Persistent Memory
Traditional AI chatbots forget everything once you close the window. NorthSignal is different — it has a dual memory system that lets you build on past conversations, even across different AI models.
How Memory Works
NorthSignal combines two complementary memory layers:
1. Short-Term Rolling Context
Every active conversation maintains a rolling buffer of recent messages. This is the standard context that all LLMs use — the AI can "see" the last several exchanges and respond coherently.
- Scope: Current conversation only.
- Size: The most recent messages from the current chat thread.
- Purpose: Keeps the current conversation coherent and contextual.

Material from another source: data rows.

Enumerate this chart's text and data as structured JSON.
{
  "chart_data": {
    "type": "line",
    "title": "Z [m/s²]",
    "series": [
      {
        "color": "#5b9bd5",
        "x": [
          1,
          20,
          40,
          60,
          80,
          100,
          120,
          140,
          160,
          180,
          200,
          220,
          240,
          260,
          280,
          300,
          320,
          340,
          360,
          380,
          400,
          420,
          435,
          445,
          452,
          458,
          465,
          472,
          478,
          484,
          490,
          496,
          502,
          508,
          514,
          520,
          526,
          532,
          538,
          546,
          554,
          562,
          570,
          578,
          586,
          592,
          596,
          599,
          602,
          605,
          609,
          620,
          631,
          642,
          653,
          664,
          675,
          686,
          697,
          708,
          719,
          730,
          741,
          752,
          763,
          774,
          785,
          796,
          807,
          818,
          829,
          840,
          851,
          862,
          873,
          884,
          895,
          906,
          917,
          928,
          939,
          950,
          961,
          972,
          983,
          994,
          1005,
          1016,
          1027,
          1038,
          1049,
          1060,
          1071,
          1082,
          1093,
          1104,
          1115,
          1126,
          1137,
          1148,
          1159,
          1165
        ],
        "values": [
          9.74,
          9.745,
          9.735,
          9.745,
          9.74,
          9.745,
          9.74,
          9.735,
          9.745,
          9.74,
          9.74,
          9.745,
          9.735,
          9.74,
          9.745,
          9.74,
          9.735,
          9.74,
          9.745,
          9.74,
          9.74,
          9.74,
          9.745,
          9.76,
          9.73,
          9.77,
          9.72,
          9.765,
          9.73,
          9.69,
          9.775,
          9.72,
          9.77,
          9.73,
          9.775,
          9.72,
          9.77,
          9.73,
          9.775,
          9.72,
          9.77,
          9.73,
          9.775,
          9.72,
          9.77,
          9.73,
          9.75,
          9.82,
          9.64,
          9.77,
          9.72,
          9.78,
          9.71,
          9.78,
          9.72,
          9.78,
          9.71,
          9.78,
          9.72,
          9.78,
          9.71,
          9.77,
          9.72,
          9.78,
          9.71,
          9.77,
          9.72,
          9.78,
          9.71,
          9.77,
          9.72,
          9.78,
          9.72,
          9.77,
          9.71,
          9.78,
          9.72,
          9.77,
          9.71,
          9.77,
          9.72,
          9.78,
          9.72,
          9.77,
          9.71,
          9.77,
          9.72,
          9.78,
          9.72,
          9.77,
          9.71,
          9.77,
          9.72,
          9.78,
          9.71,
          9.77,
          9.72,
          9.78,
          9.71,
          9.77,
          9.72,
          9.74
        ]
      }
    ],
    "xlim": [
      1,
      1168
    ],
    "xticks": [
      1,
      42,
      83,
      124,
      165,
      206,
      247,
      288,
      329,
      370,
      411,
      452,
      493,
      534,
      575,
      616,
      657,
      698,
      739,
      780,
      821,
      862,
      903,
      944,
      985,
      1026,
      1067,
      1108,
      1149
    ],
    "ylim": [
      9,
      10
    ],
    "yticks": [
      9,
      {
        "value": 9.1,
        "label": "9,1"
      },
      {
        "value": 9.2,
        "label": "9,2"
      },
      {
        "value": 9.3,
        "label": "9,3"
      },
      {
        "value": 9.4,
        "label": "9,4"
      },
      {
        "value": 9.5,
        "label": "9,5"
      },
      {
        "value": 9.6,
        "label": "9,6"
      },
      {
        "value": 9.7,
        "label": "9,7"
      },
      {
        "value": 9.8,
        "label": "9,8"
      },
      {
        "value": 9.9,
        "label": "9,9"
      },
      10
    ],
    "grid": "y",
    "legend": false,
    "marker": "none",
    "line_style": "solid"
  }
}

2. Long-Term Vector Memory (RAG)
NorthSignal also maintains a long-term memory powered by Retrieval-Augmented Generation (RAG). When you have a conversation, key information is embedded into a vector database. Future conversations can automatically retrieve relevant context from your history.
- Scope: Persists across all conversations.
- Size: Grows over time as you use NorthSignal.
- Purpose: Allows the AI to recall your preferences, past projects, and previously uploaded documents.
Cross-Model Memory
One of the most powerful aspects of Persistent Memory is that it works across providers.
For example:
- You discuss a Python project with Claude on Monday.
- On Wednesday, you ask GPT a related question.
- NorthSignal's RAG layer can surface relevant context from Monday's Claude conversation to inform GPT's answer.
No other AI chat application offers this kind of seamless cross-model continuity.
What Data Is Stored?
- Message content from your conversations (encrypted at rest in Supabase).
- Vector embeddings of your messages for semantic search (stored in the RAG database).
- Metadata like timestamps and model selections.
For full details on data handling, see Security & Privacy.